VIRGINIA BEACH, August 12, 2012 – Riding your bike along Virginia Beach’s Oceanfront is joyful. The tourists are happy and engaged. Many times I imagine that I am back in the Navy, visiting an exotic place like India, Sri Lanka or Mauritius, locations where the faces look different from mine.
Except for the smiles. A smile is still a smile regardless of the skin and it is infectious.
The people at the Oceanfront riding the carriage bikes with family and friends make me think of days gone by. Some spend their life savings just for the opportunity to vacation in America, and I love to watch them enjoying their time here.
Just being around happy people is good for the soul.
The construction sites remind me of something entirely different: that we still encourage illegal immigrants to work in our town, even during a recession that will probably change America for many years. English-to-Spanish signs, required for safety, are posted in hard-hat areas and they seem to scream, “We know that some of the workers don’t speak our native tongue.”
How could this be? Citizens of America speak English, don’t they?
After the deaths in 2007 of my daughter, Tessa Tranchant, and her friend Ally Kunhardt by an illegal immigrant who was driving drunk, many city leaders did damage control, either jumping on the Sanctuary City bus or denying that such a term existed in our bustling community.
The national media enlightened many to what the term meant, and the city fathers had to take a stand.
Many denied that Virginia Beach protected illegal immigrants by not enforcing federal immigration laws. Others simply didn’t make eye contact with the 5 a.m. laborers that showed up at the 7-11s and WA WA stores to get their day’s supply of liquids and food.
I am not an immigration and customs official, merely a citizen who thinks we need to hire Americans and support the workforce with our own. Cheap labor has a negative ripple effect that shows little social responsibility on behalf of the wage payer or the government officals that look the other way.
We all pay in the long run.
It’s true: Roofing and plastering is tough work in 100-degree heat, and it’s hard to find a good crew to stick it out. But our fathers and grandfathers did the work, so I think our sons can do it as well. We just need to make sure the jobs, at a decent wage, are available to them.
This is about jobs for Americans, the legitimate right to have buy-in to this great country.

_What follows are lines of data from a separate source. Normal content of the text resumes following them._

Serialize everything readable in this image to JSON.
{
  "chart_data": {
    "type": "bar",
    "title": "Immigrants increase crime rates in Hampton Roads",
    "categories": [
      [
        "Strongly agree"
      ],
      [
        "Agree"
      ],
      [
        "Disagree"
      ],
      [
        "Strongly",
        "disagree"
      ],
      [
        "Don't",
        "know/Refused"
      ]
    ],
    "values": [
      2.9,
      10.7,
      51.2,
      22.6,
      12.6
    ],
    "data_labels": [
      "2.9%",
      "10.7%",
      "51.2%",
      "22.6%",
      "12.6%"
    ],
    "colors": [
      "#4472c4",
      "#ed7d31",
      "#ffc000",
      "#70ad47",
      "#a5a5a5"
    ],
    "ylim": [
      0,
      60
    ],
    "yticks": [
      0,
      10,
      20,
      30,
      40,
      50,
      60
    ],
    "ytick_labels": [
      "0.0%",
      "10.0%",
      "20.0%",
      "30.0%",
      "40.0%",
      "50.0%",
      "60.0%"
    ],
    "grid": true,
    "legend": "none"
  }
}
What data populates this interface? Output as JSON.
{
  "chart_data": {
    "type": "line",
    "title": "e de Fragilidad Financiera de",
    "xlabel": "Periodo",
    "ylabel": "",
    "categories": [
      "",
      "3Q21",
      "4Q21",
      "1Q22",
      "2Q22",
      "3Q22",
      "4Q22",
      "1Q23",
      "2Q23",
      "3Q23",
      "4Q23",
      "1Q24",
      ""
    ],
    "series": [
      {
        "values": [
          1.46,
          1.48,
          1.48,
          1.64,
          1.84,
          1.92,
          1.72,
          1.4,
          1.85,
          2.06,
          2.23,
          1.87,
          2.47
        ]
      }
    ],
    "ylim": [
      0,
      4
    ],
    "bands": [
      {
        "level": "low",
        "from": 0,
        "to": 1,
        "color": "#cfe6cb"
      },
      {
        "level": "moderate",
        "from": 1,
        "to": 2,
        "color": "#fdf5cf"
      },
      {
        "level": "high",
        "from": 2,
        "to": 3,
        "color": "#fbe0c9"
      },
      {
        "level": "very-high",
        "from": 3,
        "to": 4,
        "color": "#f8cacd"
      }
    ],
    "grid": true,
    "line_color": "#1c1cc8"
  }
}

Laws haven’t changed in enforcing immigration violations, an illegal is still an illegal and it is still illegal to hire them.
True, the president has an executive order that offers opportunities for young non-documented foreigners, but that is not what I am talking about here. I am talking about adult men willing to work for less while being paid “under the table.”
The current administration is myopic when it comes to enforcing immigration laws. Since 2009 the waters have been so muddied by Homeland Security that last week Union heads of ICE admitted to the press that they are confused as to who to detain and who to deport.
ICE confused over who they should arrest and deport? The ripple effect is that most law enforcement is confused as well! The worst thing for boots on the ground officers to have is an indecisive leadership.
Every day they go to work to do their jobs well, not to guess who they should, or should not, arrest.
The Executive Office uses the Justice Department to place pressure on states and agencies that want strict enforcement. And while this is seen as a national problem, we could enact change if politicians and job providers only hired those legal to work in our own homes and towns.
I will never support our government allowing open borders or shady deals to legitimize citizenship; not for me or my legitimate immigrant family. We will have nothing to do with amnesty. Not now. Not ever.
Ray Tranchant, who lives in Virginia Beach, is a retired naval officer, professor at Cambridge College and an administrator at Tidewater Community College.